Supporting Infrastructure Summary #
| Component | Technology | Role | Status |
|---|---|---|---|
| PostgreSQL 15 | postgres:15-alpine |
Primary persistence: runs, stages, artifacts, approvals | Implemented |
| PgBouncer 1.22 | edoburu/pgbouncer:1.22.1 |
Connection pooling in transaction mode | Implemented |
| Flyway 10 | flyway/flyway:10-alpine |
Schema migration management (V1–V6) | Implemented |
| Valkey 8.0 | valkey/valkey:8.0 |
MCP cache, rate-limit accounting, PR serialization lock | Implemented |
| Healthcheck | Node.js 20 / Express 4 / ioredis 5 |
Valkey write-availability probe; exposes
GET /health
|
Implemented |
| Garage S3 | Garage (S3-compatible API), port 3900 | Test bundle storage, 7-day retention | Planned |
| Temporal | Temporal server + workers | Deterministic workflow orchestration | Planned |
| LLM Agents (3) | Repo Crawler, Test Case Generator, Test Engineer | Stateless LLM invocations with JSON Schema contracts | Planned |
| Observability | OTel Collector · Tempo 2.4 · Prometheus 2.52 · Grafana 10.4 | LLM trace ingestion, token-accounting metrics, alerting | Implemented |
The Observability plane is implemented and operational.
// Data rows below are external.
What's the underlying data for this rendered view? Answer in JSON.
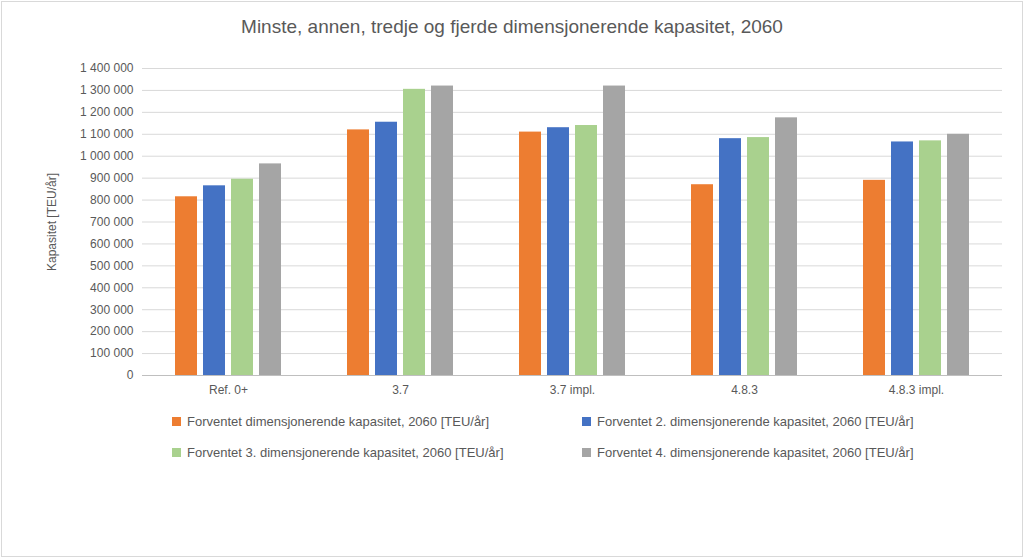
{
  "chart_data": {
    "type": "bar",
    "title": "Minste, annen, tredje og fjerde dimensjonerende kapasitet, 2060",
    "y_label": "Kapasitet [TEU/år]",
    "categories": [
      "Ref. 0+",
      "3.7",
      "3.7 impl.",
      "4.8.3",
      "4.8.3 impl."
    ],
    "series": [
      {
        "name": "Forventet dimensjonerende kapasitet, 2060 [TEU/år]",
        "color": "#ed7d31",
        "values": [
          815000,
          1120000,
          1110000,
          870000,
          890000
        ]
      },
      {
        "name": "Forventet 2. dimensjonerende kapasitet, 2060 [TEU/år]",
        "color": "#4472c4",
        "values": [
          865000,
          1155000,
          1130000,
          1080000,
          1065000
        ]
      },
      {
        "name": "Forventet 3. dimensjonerende kapasitet, 2060 [TEU/år]",
        "color": "#a9d18e",
        "values": [
          895000,
          1305000,
          1140000,
          1085000,
          1070000
        ]
      },
      {
        "name": "Forventet 4. dimensjonerende kapasitet, 2060 [TEU/år]",
        "color": "#a5a5a5",
        "values": [
          965000,
          1320000,
          1320000,
          1175000,
          1100000
        ]
      }
    ],
    "ylim": [
      0,
      1400000
    ],
    "yticks": [
      0,
      {
        "value": 100000,
        "label": "100 000"
      },
      {
        "value": 200000,
        "label": "200 000"
      },
      {
        "value": 300000,
        "label": "300 000"
      },
      {
        "value": 400000,
        "label": "400 000"
      },
      {
        "value": 500000,
        "label": "500 000"
      },
      {
        "value": 600000,
        "label": "600 000"
      },
      {
        "value": 700000,
        "label": "700 000"
      },
      {
        "value": 800000,
        "label": "800 000"
      },
      {
        "value": 900000,
        "label": "900 000"
      },
      {
        "value": 1000000,
        "label": "1 000 000"
      },
      {
        "value": 1100000,
        "label": "1 100 000"
      },
      {
        "value": 1200000,
        "label": "1 200 000"
      },
      {
        "value": 1300000,
        "label": "1 300 000"
      },
      {
        "value": 1400000,
        "label": "1 400 000"
      }
    ],
    "grid": true,
    "legend": "bottom"
  }
}
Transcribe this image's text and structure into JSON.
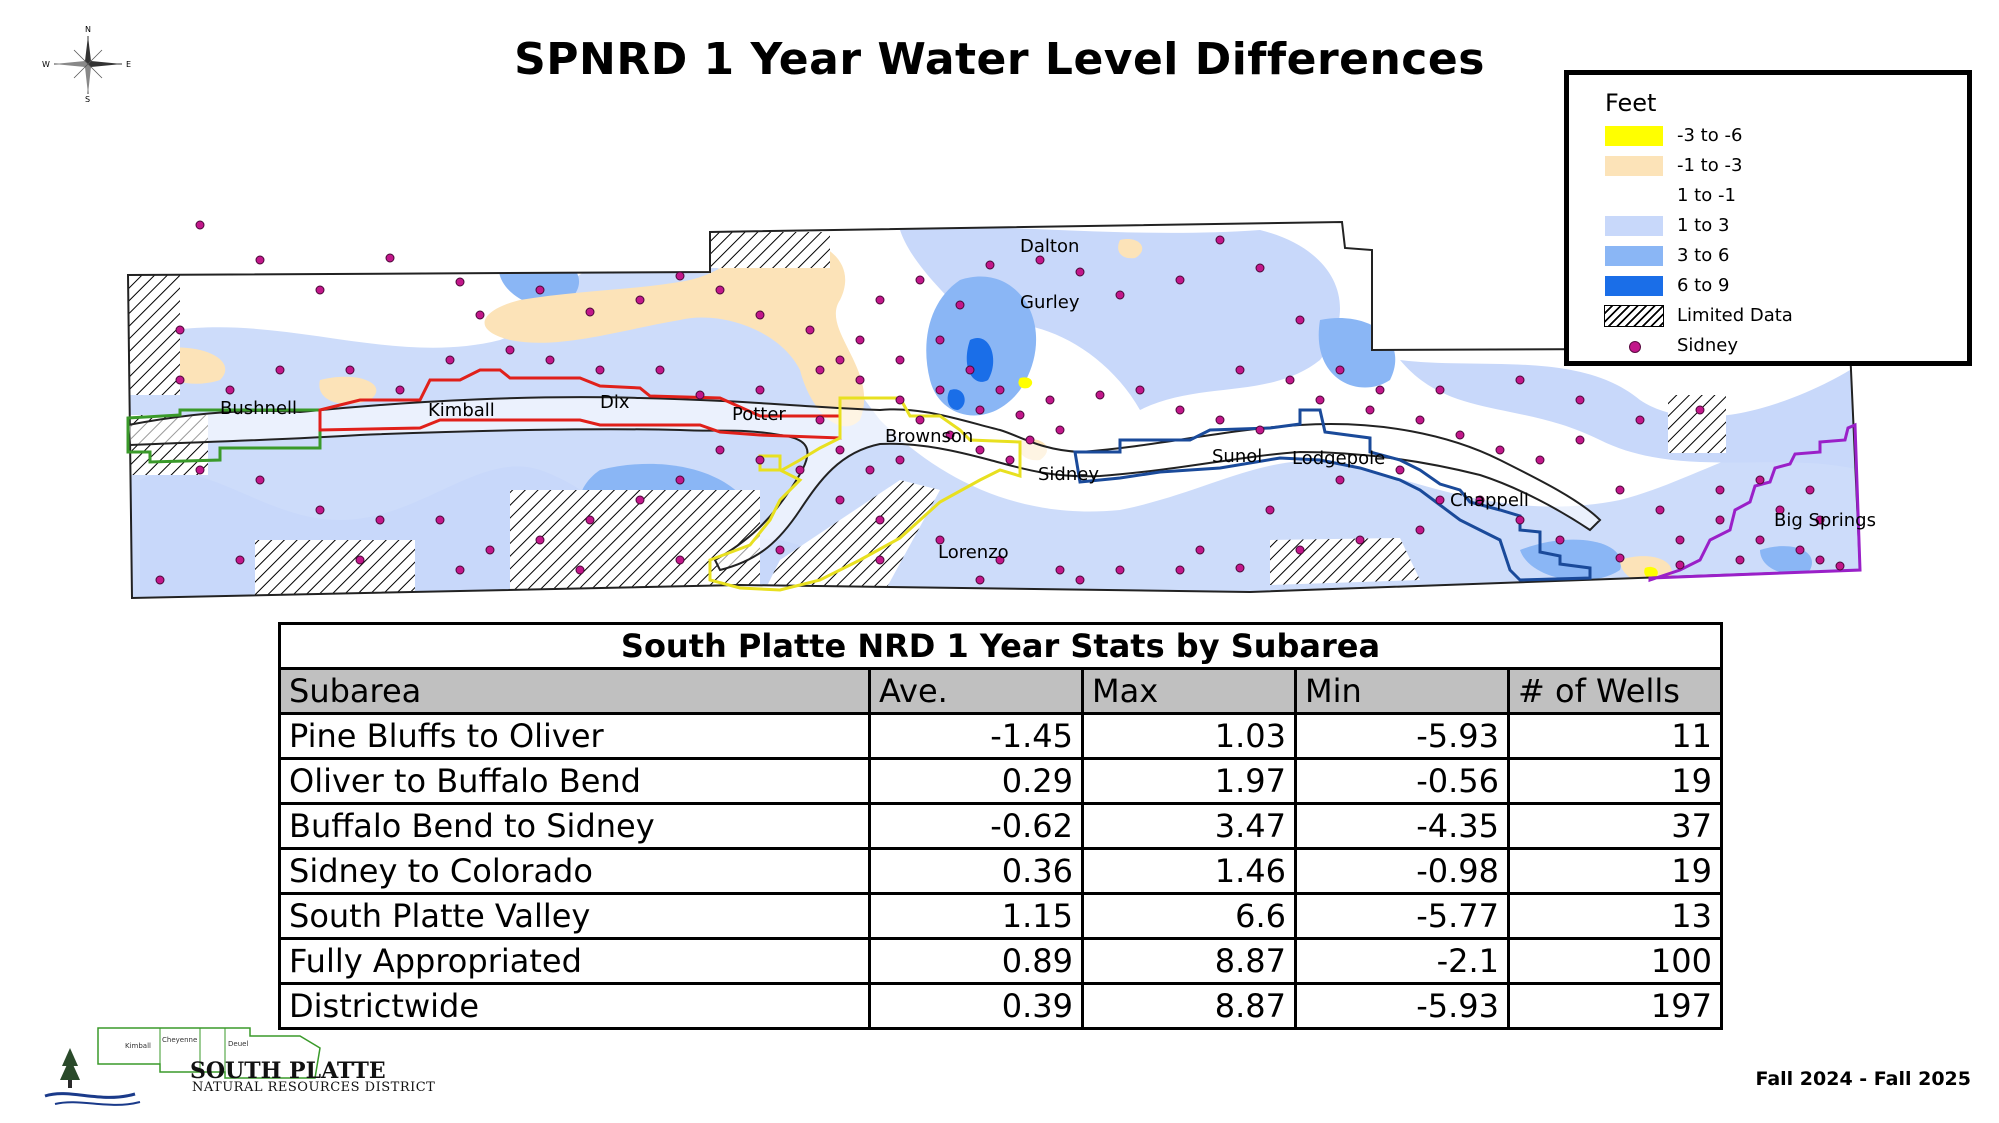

LLM agents emit structured OpenTelemetry spans and token-count metrics through an OTel Collector, which routes traces to Grafana Tempo and metrics to Prometheus. A pre-built LLM Token Accounting dashboard in Grafana provides real-time token usage, P95 latency, and call-rate panels. See Observability for the full pipeline reference.